Happy Thursday! Sure I can look forward to a "ready to get my drank on" status update from you today. Me too sister, me too! It's been a helluva week.
So how have things been going for you? (as if I don't know.) Still having boy problems? Nbd. You're gorge, you'll find Mr. Right the moment you stop looking, at least that's what your inspirational quote said last week. And in the meantime what's wrong with Mr. Right Now, do you hear me soul sister? Hells. Let's see, you still have killer fashion sense, obvi! Whoever said tight mini dresses and stripper heels were whorish in the winter is probably still working at J Crew or something. Lameo!!! Hair? Check. No one has ever made the zebra stripe look as good as you do. Hot bod? Check and check. All is good in the Facebook world.

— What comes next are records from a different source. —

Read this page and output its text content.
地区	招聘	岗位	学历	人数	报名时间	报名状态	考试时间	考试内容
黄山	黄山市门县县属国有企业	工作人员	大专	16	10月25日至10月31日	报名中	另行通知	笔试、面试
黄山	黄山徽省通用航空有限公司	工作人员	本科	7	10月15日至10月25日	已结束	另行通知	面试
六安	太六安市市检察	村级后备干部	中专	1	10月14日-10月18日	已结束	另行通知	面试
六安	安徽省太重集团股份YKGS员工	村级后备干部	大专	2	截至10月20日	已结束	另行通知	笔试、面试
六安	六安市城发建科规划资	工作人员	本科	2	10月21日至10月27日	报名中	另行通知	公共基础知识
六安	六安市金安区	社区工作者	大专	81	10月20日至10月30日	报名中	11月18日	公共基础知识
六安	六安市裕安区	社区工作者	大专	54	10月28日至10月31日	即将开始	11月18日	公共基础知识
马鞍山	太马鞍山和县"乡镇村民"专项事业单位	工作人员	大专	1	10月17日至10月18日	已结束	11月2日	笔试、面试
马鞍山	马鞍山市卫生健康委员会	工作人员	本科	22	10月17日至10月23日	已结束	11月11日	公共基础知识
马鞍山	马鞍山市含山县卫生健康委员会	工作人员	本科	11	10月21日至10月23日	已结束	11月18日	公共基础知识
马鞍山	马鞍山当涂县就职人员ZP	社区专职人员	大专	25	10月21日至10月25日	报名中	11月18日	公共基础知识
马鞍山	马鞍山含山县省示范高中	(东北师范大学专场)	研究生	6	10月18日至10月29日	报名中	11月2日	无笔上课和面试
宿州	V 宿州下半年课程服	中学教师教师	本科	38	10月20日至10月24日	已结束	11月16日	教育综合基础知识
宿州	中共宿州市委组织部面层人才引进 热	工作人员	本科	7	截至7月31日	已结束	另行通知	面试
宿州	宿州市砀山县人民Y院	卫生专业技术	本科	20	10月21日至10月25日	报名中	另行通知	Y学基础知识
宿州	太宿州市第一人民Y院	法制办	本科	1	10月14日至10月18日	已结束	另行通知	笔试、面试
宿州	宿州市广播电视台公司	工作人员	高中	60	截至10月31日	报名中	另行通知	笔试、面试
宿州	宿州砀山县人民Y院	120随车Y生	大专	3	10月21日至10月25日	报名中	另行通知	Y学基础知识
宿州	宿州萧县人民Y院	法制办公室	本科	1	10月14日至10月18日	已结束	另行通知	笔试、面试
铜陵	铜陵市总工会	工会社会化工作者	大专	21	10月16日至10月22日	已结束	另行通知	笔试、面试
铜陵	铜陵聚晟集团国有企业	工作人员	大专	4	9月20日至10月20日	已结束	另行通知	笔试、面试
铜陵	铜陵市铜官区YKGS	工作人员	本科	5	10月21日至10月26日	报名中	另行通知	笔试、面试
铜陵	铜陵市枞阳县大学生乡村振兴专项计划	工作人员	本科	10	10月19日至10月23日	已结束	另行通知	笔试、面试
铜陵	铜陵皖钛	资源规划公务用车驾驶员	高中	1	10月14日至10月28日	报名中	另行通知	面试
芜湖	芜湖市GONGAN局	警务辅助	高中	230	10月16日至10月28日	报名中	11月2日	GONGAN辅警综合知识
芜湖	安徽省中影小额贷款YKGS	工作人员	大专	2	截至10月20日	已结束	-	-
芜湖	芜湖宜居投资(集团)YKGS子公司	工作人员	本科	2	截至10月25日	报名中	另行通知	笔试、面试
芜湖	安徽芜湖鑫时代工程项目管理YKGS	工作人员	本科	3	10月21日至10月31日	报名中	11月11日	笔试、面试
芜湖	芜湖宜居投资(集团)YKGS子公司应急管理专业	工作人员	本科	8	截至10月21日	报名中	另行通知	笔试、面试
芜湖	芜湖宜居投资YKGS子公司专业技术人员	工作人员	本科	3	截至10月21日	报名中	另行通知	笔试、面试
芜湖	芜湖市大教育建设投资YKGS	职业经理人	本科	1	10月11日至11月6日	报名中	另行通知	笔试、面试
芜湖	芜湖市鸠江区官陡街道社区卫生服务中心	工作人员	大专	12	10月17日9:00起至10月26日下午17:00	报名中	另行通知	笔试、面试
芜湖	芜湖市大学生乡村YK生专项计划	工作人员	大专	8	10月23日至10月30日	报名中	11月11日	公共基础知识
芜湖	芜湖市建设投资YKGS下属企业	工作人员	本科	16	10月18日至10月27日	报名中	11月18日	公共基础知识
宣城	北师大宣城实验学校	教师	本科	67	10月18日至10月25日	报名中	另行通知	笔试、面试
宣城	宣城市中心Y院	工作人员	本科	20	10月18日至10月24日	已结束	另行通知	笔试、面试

Speaking of, what do you think of the new timeline? I figured if I should ask anyone it would be you. Like it? Love it? Gotta have it? I guess it's cool to look at a photo that big of yourself, right? Pouty lips have never looked as good as they do in a Cover photo. Gotta be more careful about showing that right arm extended holding the camera, that might be the only downside. Of course that's what self timers are for. Hard to use a self timer in a car photo though, at least I'm yet to figure out how to... I wish Zucky could come up for something like that.
Who do you think would be more excited to meet Mark Zuckerberg, you or I? I mean we both love our Facebooky, no question there. And we're both totes using it to boost our careers (me as a writer) you as a model/photographer/life guru/relationship consultant/speed dater/fashionista/douche magnet/inspirational speaker/thug/professional flirt/minister/poutylip poser/baker/designer/rapper/princess/ fairy/ okay that's all I've got. Or maybe you wouldn't even care to meet Zuckers because he'd probs just hit on you like every other Fb loser. Like I always say, it's a douche eat douche world out there.
Just about time to take on the day. Let's make it a good one, hope you get tons of comments today. I heard you don't even get out of bed for under 15 "likes." Is that true? You're so lucky, my only hope ever is Shardle Earl Hardle. A day without a comment might as well not even be considered a day.
Keep it real girlfriend, you always never do.